It has become fashionable to minimize the harm caused by “patent trolls” and even to question whether they exist at all.

This is part of a larger campaign to normalize patent abuse by recasting trolling as the type of legitimate enforcement of property rights that is essential to a “strong” patent system.

Director Andrei Iancu of the U.S. Patent and Trademark Office has not only dismissed concerns about patent abuses as “scary monster stories,” but has sought to eradicate the term “patent trolls” itself from public discourse.

This revisionist effort suffered a major setback recently when it came to light that one of the world’s most notorious patent trolls — Fortress Investment Group — had sued a medical diagnostic company — BioFire — that was developing a COVID-19 test.

Worse, Fortress sought an injunction that would block sales of the device that performs the test. For obvious reasons, the pandemic response would benefit enormously from tests performed on site that provide results in minutes rather than days.

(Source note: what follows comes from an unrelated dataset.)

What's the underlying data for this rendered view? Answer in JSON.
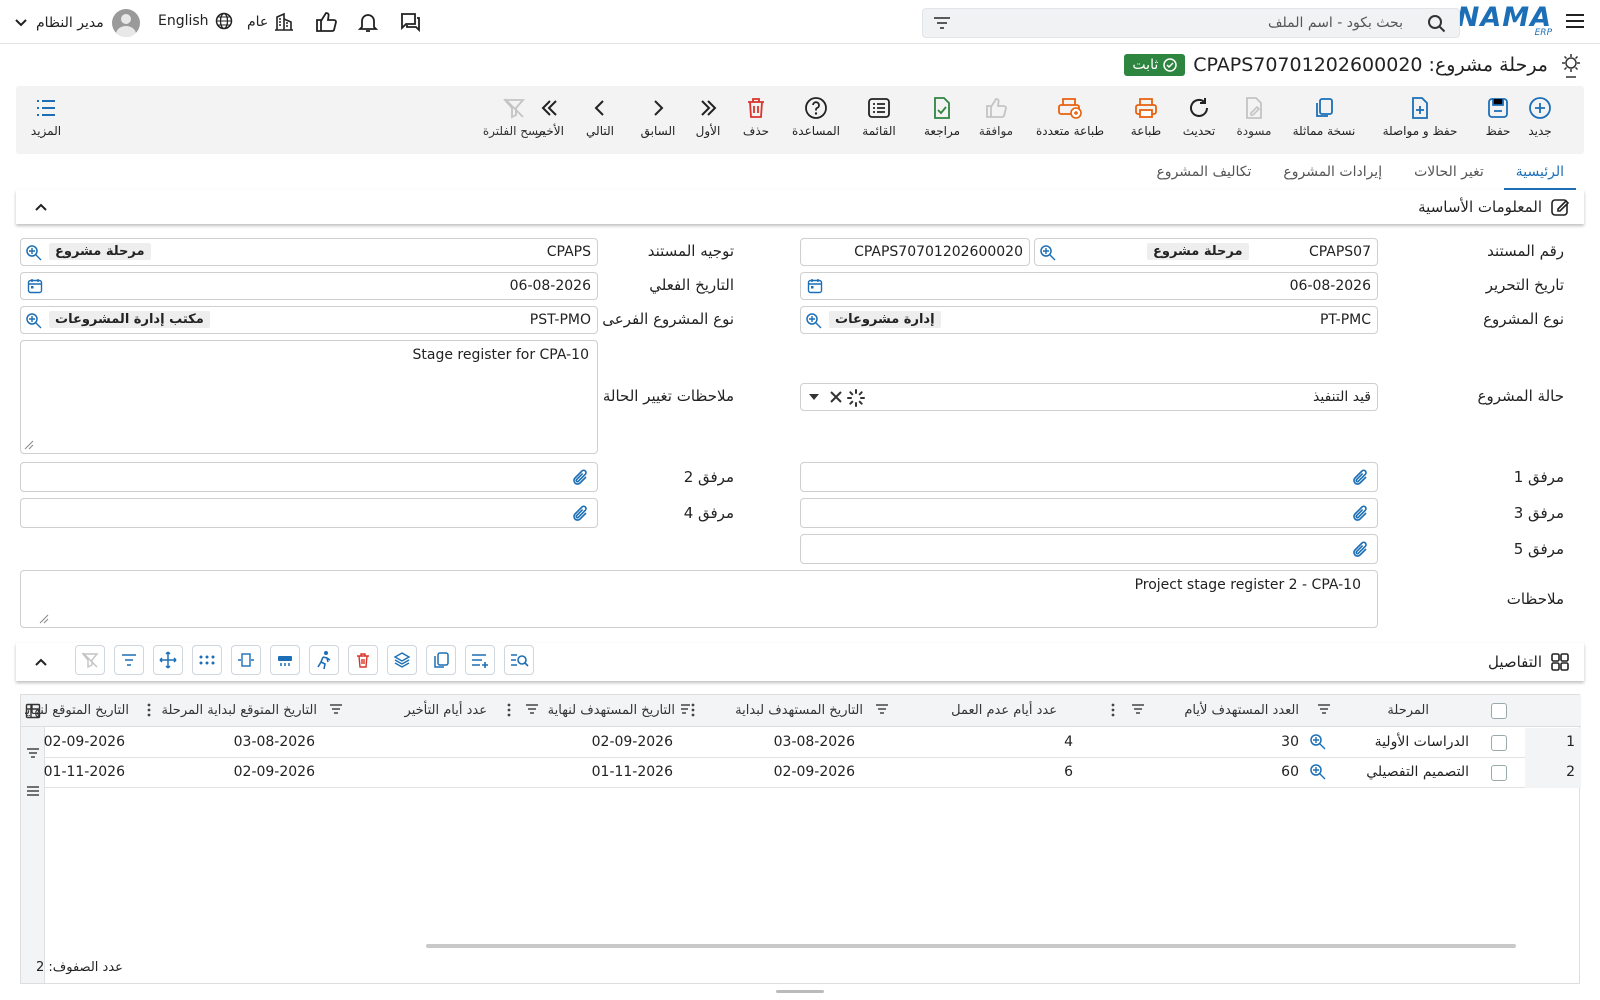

Fortress now claims that it didn’t know BioFire was launching a COVID-19 test and never intended to profit from the pandemic. But the timeline speaks for itself.

On Feb. 24, the Trump administration requested billions of dollars for its coronavirus response, stating that the funding was needed in part to support testing.

On March 3, the Wall Street Journal reported BioFire was developing a COVID-19 test.

On March 6, Fortress created a shell company — Labrador Diagnostics — that appears to have no business purpose other than being a plaintiff in an infringement suit. A mere three days after its creation Labrador fulfilled this purpose by filing suit against BioFire.

Fortress can claim ignorance all it wants, but it clearly knew that BioFire’s FilmArray platform was already used to test for every other major coronavirus, including SARS and MERS. Fortress’s patent infringement complaint specifically cited the respiratory panel that includes these other coronavirus tests.

Now, some have rushed to defend Fortress, inaccurately claiming that the lawsuit has nothing to do with coronavirus testing or profiteering. These apologists attempt to recast Fortress’s abuses as legitimate efforts to vindicate constitutionally protected rights, but the facts suggest the opposite.

For starters, there are serious questions about whether there are any valid rights to vindicate. The patents here were originally issued to Elizabeth Holmes, founder of the disgraced startup Theranos.

Holmes persuaded the USPTO to grant her several patents and then used them as validation of fraudulent claims that persuaded investors to give her more than $700 million for fake technology. She was eventually indicted on 11 counts of conspiracy and wire fraud.

Further, there are credible claims that Fortress-related entities regularly engage in abusive litigation having nothing to do with vindicating rights.

As detailed in a pending lawsuit brought by Apple and Intel, it employs a variety of questionable litigation tactics, files suits with little regard to the merits, and has repeatedly mounted serial litigation campaigns, filing dozens of weak lawsuits against a single company imposing tens of millions of dollars in prospective litigation costs.

Fortress claims it brings meritorious cases, but — despite accounting for about 1 in every 20 patent suits in the United States — it does not appear that it has prevailed on the merits in even a single case in recent years.

So, if vindicating rights isn’t the goal, what is?

Based on its perfect no-win record against Apple and Intel, it appears that the objective is not to prove its case but merely to extort settlements using the threat of litigation costs or some other harm (like interfering with the response to a global pandemic).

Happily, in this instance, Fortress was forced to backed down in the face of public outrage over the threat to COVID-19 testing, claiming this was all a big misunderstanding and that it would offer a royalty-free license.

So, in this case, hurling the term “patent troll” at a bad actor seems to have done some good. But we can’t rely on public shaming as our only defense.

Instead of seeking to eradicate the term “patent trolls,” the public would be better served if Director Iancu and his allies focused on eradicating abusive trolling behavior itself and preventing the issuance of problematic patents that feed it. Unfortunately, the recent trend at the USPTO has been in the opposite direction.

Patent quality initiatives seem to have been all but abandoned, and the USPTO has repeatedly weakened inter partes review — the process created by Congress to review invalid patents and prevent the legalized extortion they enable.

This trend must be reversed.  Patent trolls like Fortress continue to thrive, while doing genuine harm. So, don’t believe those who seek to minimize this behavior as being “scary monster stories” designed to fool politicians.

What they’re not telling you is that sometimes monsters — and the danger they pose — are all too real.